If your idea of the archetypal Australian family is The Sullivans or the Bishops of Ramsay Street, wait until you get a load of the Codys. This Melbourne criminal clan (based on a real family, apparently) is characterised by the nefarious activities of three brothers, one more disreputable than the next. There's Pope (Mendehlson), the eldest and most notorious; Craig (Stapleton), the middle and nerviest; and Darren (Ford), the youngest and weakest of the trio. Though it's the sons who perpetrate all of the violence and handle all the drug deals, this dysfunctional family is ruled over with a rod of iron by the indefatigable matriarch Smurf (Weaver), a Ma Barker type figure with a Machiavellian approach to life that would put Lucrezia Borgia to shame.

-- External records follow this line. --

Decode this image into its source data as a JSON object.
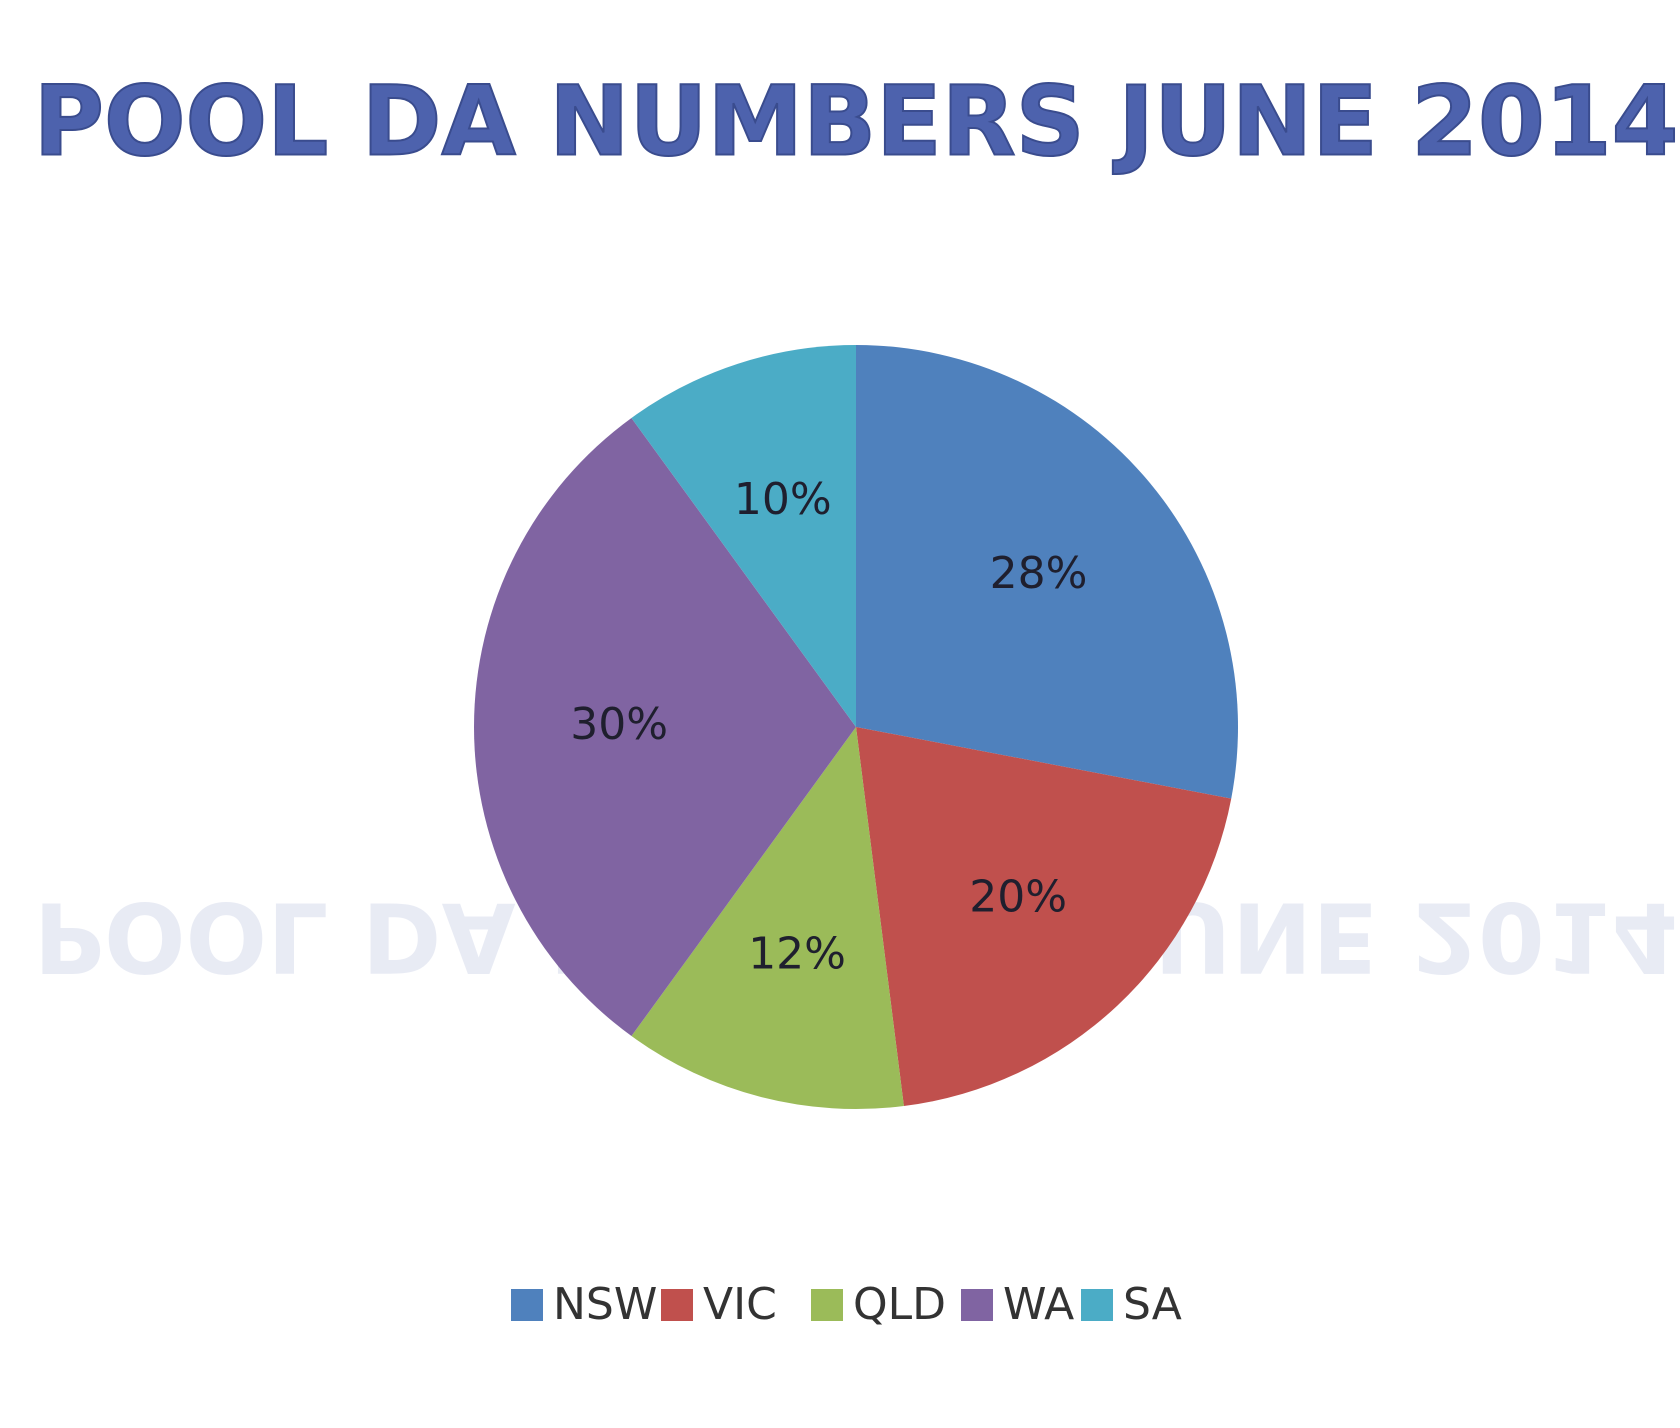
{
  "chart_data": {
    "type": "pie",
    "title": "POOL DA NUMBERS JUNE 2014",
    "categories": [
      "NSW",
      "VIC",
      "QLD",
      "WA",
      "SA"
    ],
    "values": [
      28,
      20,
      12,
      30,
      10
    ],
    "value_labels": [
      "28%",
      "20%",
      "12%",
      "30%",
      "10%"
    ],
    "colors": [
      "#4f81bd",
      "#c0504d",
      "#9bbb59",
      "#8064a2",
      "#4bacc6"
    ],
    "legend": "bottom"
  }
}
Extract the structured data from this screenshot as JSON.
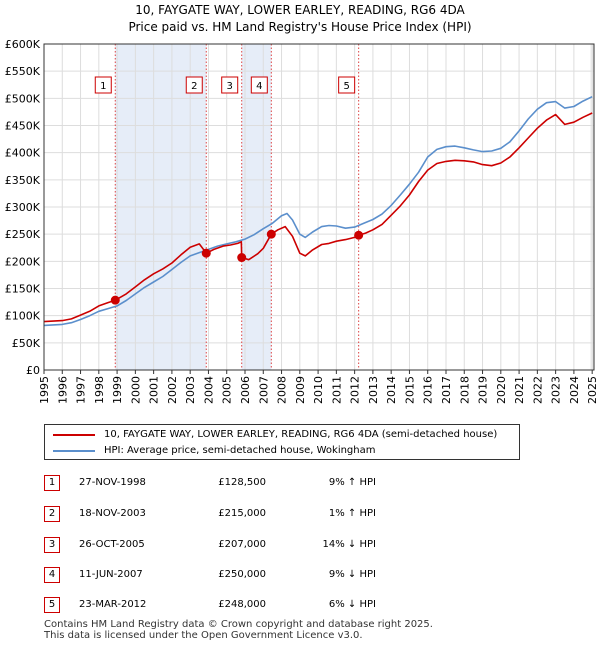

Into this animal kingdom of brute males and an alpha female comes grandson Josh (Frecheville), a brooding teen whose mother overdoses at the beginning of the film leaving him to be raised in the bosom of the Cody clan. The movie unfolds through Josh's eyes and, as the police net tightens, the youngster is left to face some stark decisions about his own and his family's future.

Though crime dramas are ten-a-penny and criminal families are no strangers to the screen, writer-director Michod (making a hugely impressive debut behind the camera) fashions a powerful, searing narrative that keeps the audience on its toes through smart plotting and unexpected explosions of violence. In this regard, he is well served by a raft of strong performers, notably Guy Pearce as the detective who believes Josh is the key to bringing down the family; Mendehlson as the coiled-up brother capable of doing anything at any given moment and, best of all, the Oscar-nominated Weaver as the mom with the bottle-blonde hair and black heart.

The Aussies have produced some cracking crime dramas over the years, including 'Romper Stomper' (1992), 'Chopper' (2000) and 'The Hard Word' (2002). 'Animal Kingdom' is the pick of the bunch.